Model-agnostic product stack (high-level)
“Trust UI” checklist (your product moat in the UI)
If you target enterprise or high-stakes domains, ship these early:
- Citations / source links (for RAG outputs)
- Uncertainty signaling (“I’m not sure” + ask clarifying questions)
- Audit trail (who asked, what context used, what model responded)
- Policy & redaction (PII, secrets, prohibited data)
- Human approval gates for sensitive actions
Templates you can reuse (copy/paste)
1) One-paragraph value hypothesis
“If we use AI to [do X] for [user], we will improve [metric] by [Δ] while keeping [risk/cost constraint] below [threshold].”

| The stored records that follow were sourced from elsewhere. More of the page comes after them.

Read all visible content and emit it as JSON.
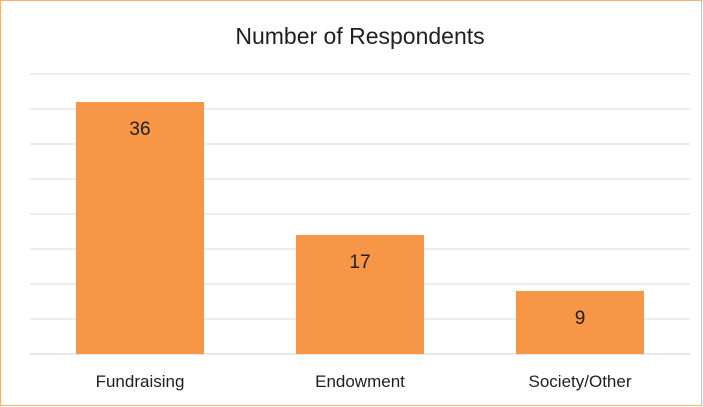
{
  "chart_data": {
    "type": "bar",
    "title": "Number of Respondents",
    "categories": [
      "Fundraising",
      "Endowment",
      "Society/Other"
    ],
    "values": [
      36,
      17,
      9
    ],
    "xlabel": "",
    "ylabel": "",
    "ylim": [
      0,
      40
    ],
    "grid": true,
    "legend": "none",
    "bar_color": "#f79646",
    "gridline_color": "#d9d9d9",
    "border_color": "#f5b37c"
  }
}
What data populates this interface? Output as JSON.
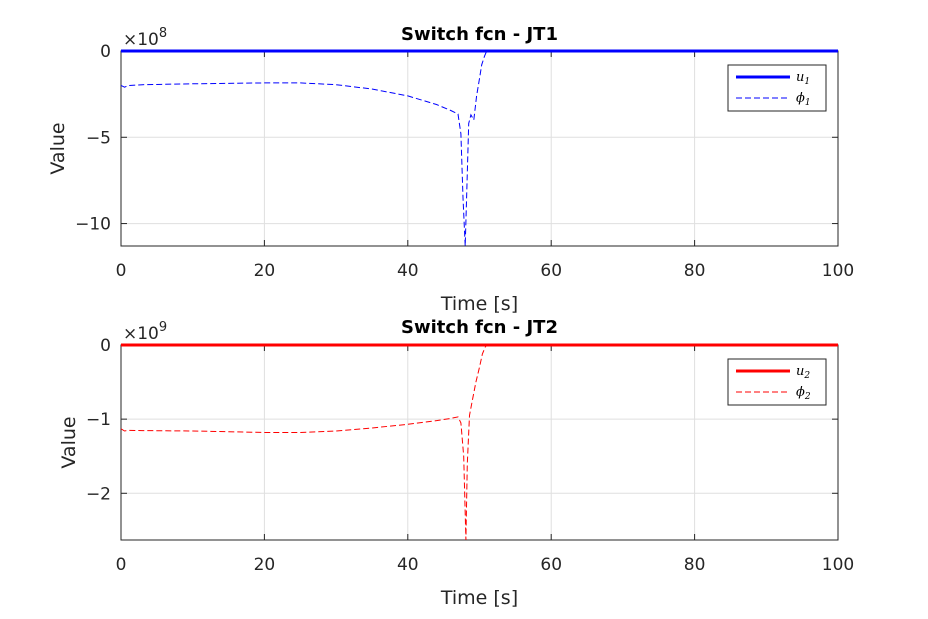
{
  "chart_data": [
    {
      "type": "line",
      "title": "Switch fcn - JT1",
      "xlabel": "Time [s]",
      "ylabel": "Value",
      "xlim": [
        0,
        100
      ],
      "ylim": [
        -11.3,
        0
      ],
      "y_exponent": "×10",
      "y_exponent_power": "8",
      "xticks": [
        0,
        20,
        40,
        60,
        80,
        100
      ],
      "yticks": [
        0,
        -5,
        -10
      ],
      "grid": true,
      "legend_position": "top-right",
      "color": "#0000ff",
      "series": [
        {
          "name": "u",
          "name_sub": "1",
          "style": "solid",
          "x": [
            0,
            100
          ],
          "y": [
            0,
            0
          ]
        },
        {
          "name": "ϕ",
          "name_sub": "1",
          "style": "dashed",
          "x": [
            0,
            0.5,
            1,
            3,
            10,
            20,
            25,
            30,
            35,
            40,
            44,
            46,
            47,
            47.4,
            47.7,
            48.0,
            48.2,
            48.5,
            48.8,
            49.2,
            49.6,
            50.0,
            50.3,
            50.7,
            51,
            100
          ],
          "y": [
            -2.0,
            -2.1,
            -2.0,
            -1.95,
            -1.9,
            -1.85,
            -1.85,
            -1.95,
            -2.2,
            -2.6,
            -3.1,
            -3.45,
            -3.65,
            -4.8,
            -8.5,
            -11.3,
            -8.5,
            -4.2,
            -3.7,
            -4.0,
            -2.6,
            -1.6,
            -0.8,
            -0.3,
            0,
            0
          ]
        }
      ]
    },
    {
      "type": "line",
      "title": "Switch fcn - JT2",
      "xlabel": "Time [s]",
      "ylabel": "Value",
      "xlim": [
        0,
        100
      ],
      "ylim": [
        -2.63,
        0
      ],
      "y_exponent": "×10",
      "y_exponent_power": "9",
      "xticks": [
        0,
        20,
        40,
        60,
        80,
        100
      ],
      "yticks": [
        0,
        -1,
        -2
      ],
      "grid": true,
      "legend_position": "top-right",
      "color": "#ff0000",
      "series": [
        {
          "name": "u",
          "name_sub": "2",
          "style": "solid",
          "x": [
            0,
            100
          ],
          "y": [
            0,
            0
          ]
        },
        {
          "name": "ϕ",
          "name_sub": "2",
          "style": "dashed",
          "x": [
            0,
            0.5,
            1,
            3,
            10,
            20,
            25,
            30,
            35,
            40,
            44,
            46,
            47,
            47.4,
            47.8,
            48.1,
            48.3,
            48.6,
            49.0,
            49.5,
            50.0,
            50.4,
            50.8,
            51,
            100
          ],
          "y": [
            -1.13,
            -1.16,
            -1.15,
            -1.155,
            -1.16,
            -1.18,
            -1.18,
            -1.16,
            -1.12,
            -1.07,
            -1.02,
            -0.99,
            -0.97,
            -1.05,
            -1.5,
            -2.63,
            -1.6,
            -0.95,
            -0.75,
            -0.5,
            -0.3,
            -0.12,
            -0.03,
            0,
            0
          ]
        }
      ]
    }
  ]
}
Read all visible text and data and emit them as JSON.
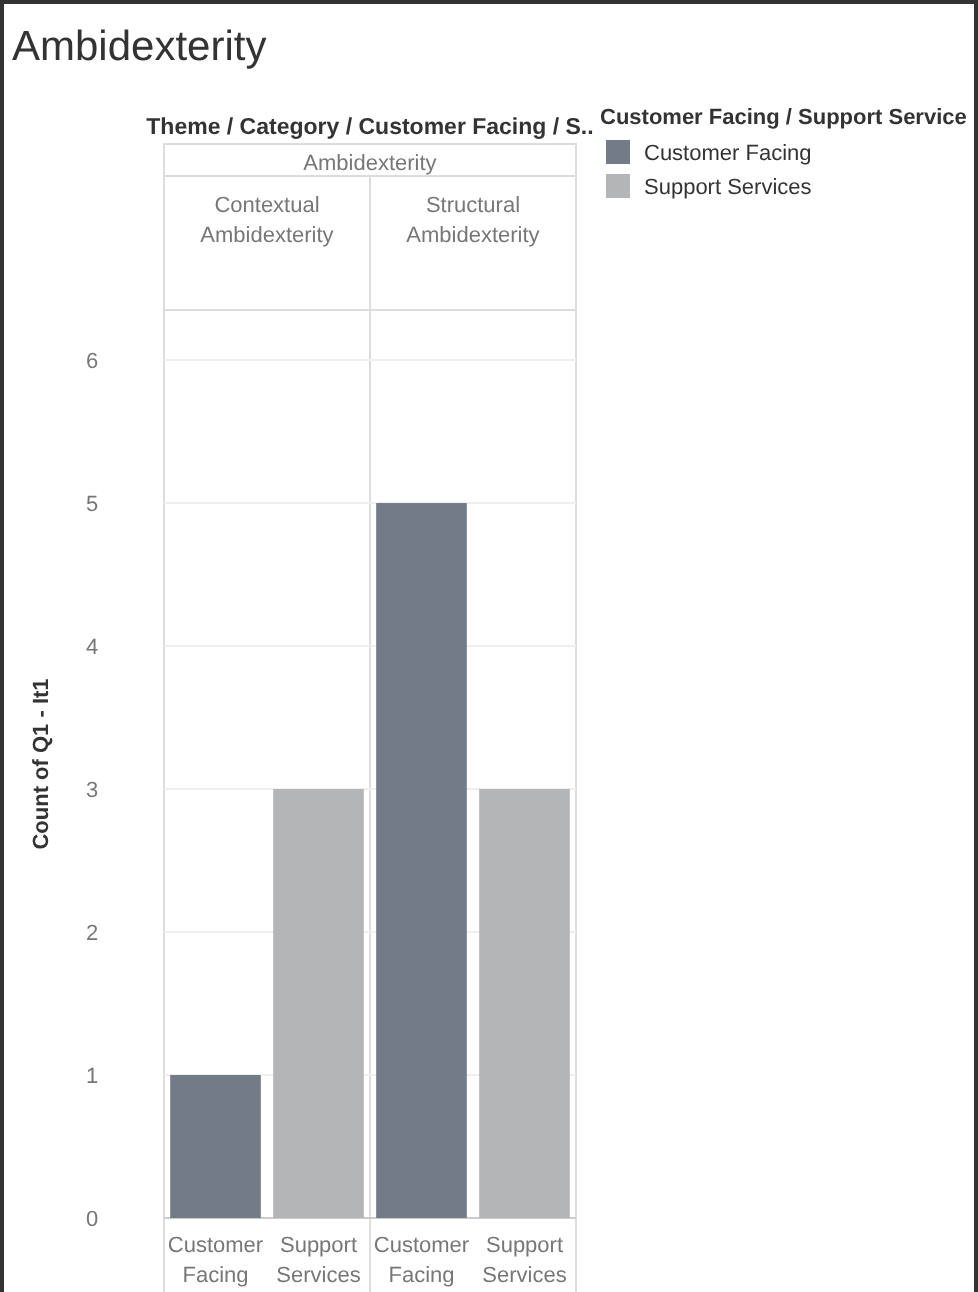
{
  "chart_data": {
    "type": "bar",
    "title": "Ambidexterity",
    "ylabel": "Count of Q1 - It1",
    "legend_title": "Customer Facing / Support Service",
    "categories": [
      "Customer Facing",
      "Support Services",
      "Customer Facing",
      "Support Services"
    ],
    "series": [
      {
        "name": "Customer Facing",
        "color": "#737b87",
        "values": [
          1,
          null,
          5,
          null
        ]
      },
      {
        "name": "Support Services",
        "color": "#b3b5b7",
        "values": [
          null,
          3,
          null,
          3
        ]
      }
    ],
    "annotations": [
      "Theme / Category / Customer Facing / S..",
      "Ambidexterity",
      "Contextual Ambidexterity",
      "Structural Ambidexterity"
    ],
    "ylim": [
      0,
      6.35
    ],
    "yticks": [
      0,
      1,
      2,
      3,
      4,
      5,
      6
    ],
    "grid": "y",
    "legend": "top right"
  }
}
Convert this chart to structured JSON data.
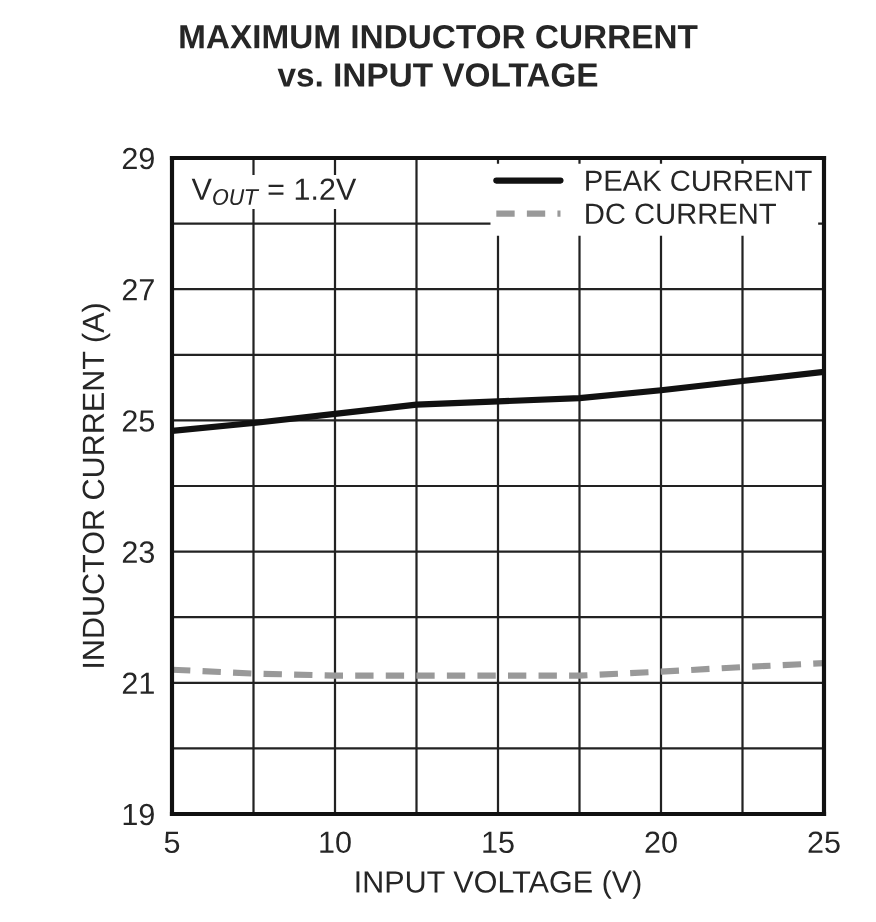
{
  "chart_data": {
    "type": "line",
    "title": "MAXIMUM INDUCTOR CURRENT\nvs. INPUT VOLTAGE",
    "xlabel": "INPUT VOLTAGE (V)",
    "ylabel": "INDUCTOR CURRENT (A)",
    "x": [
      5,
      7.5,
      10,
      12.5,
      15,
      17.5,
      20,
      22.5,
      25
    ],
    "series": [
      {
        "name": "PEAK CURRENT",
        "color": "#111111",
        "line_style": "solid",
        "values": [
          24.84,
          24.96,
          25.1,
          25.24,
          25.29,
          25.34,
          25.46,
          25.6,
          25.74
        ]
      },
      {
        "name": "DC CURRENT",
        "color": "#999999",
        "line_style": "dashed",
        "values": [
          21.2,
          21.14,
          21.11,
          21.11,
          21.11,
          21.11,
          21.17,
          21.24,
          21.3
        ]
      }
    ],
    "xlim": [
      5,
      25
    ],
    "ylim": [
      19,
      29
    ],
    "xticks": [
      5,
      {
        "value": 7.5,
        "label": null
      },
      10,
      {
        "value": 12.5,
        "label": null
      },
      15,
      {
        "value": 17.5,
        "label": null
      },
      20,
      {
        "value": 22.5,
        "label": null
      },
      25
    ],
    "yticks": [
      19,
      {
        "value": 20,
        "label": null
      },
      21,
      {
        "value": 22,
        "label": null
      },
      23,
      {
        "value": 24,
        "label": null
      },
      25,
      {
        "value": 26,
        "label": null
      },
      27,
      {
        "value": 28,
        "label": null
      },
      29
    ],
    "grid": true,
    "legend": "top right",
    "annotations": [
      "V$_{OUT}$ = 1.2V"
    ]
  }
}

2) Sprint decision memo (1 page)
- Hypothesis:
- Success metric + threshold:
- Cohort + duration:
- Results (quality, risk, cost/task, p95 latency):
- Top failure modes:
- Decision: Kill / Iterate / Scale
- Next action:
3) “Moat alignment” sanity check
- What data do we collect that competitors can’t?
- What workflow do we embed into that creates switching costs?
- What trust guarantees do we provide that reduce buyer risk?
What to do next (recommended order)
- Pick one moat (explicitly).
- Generate 10 candidate wedges, score them with the rubric.
- Run 2 quick-win sprints to establish logging/evals + cost model.
- Choose 1 strategic bet only after you have repeatable eval + unit economics.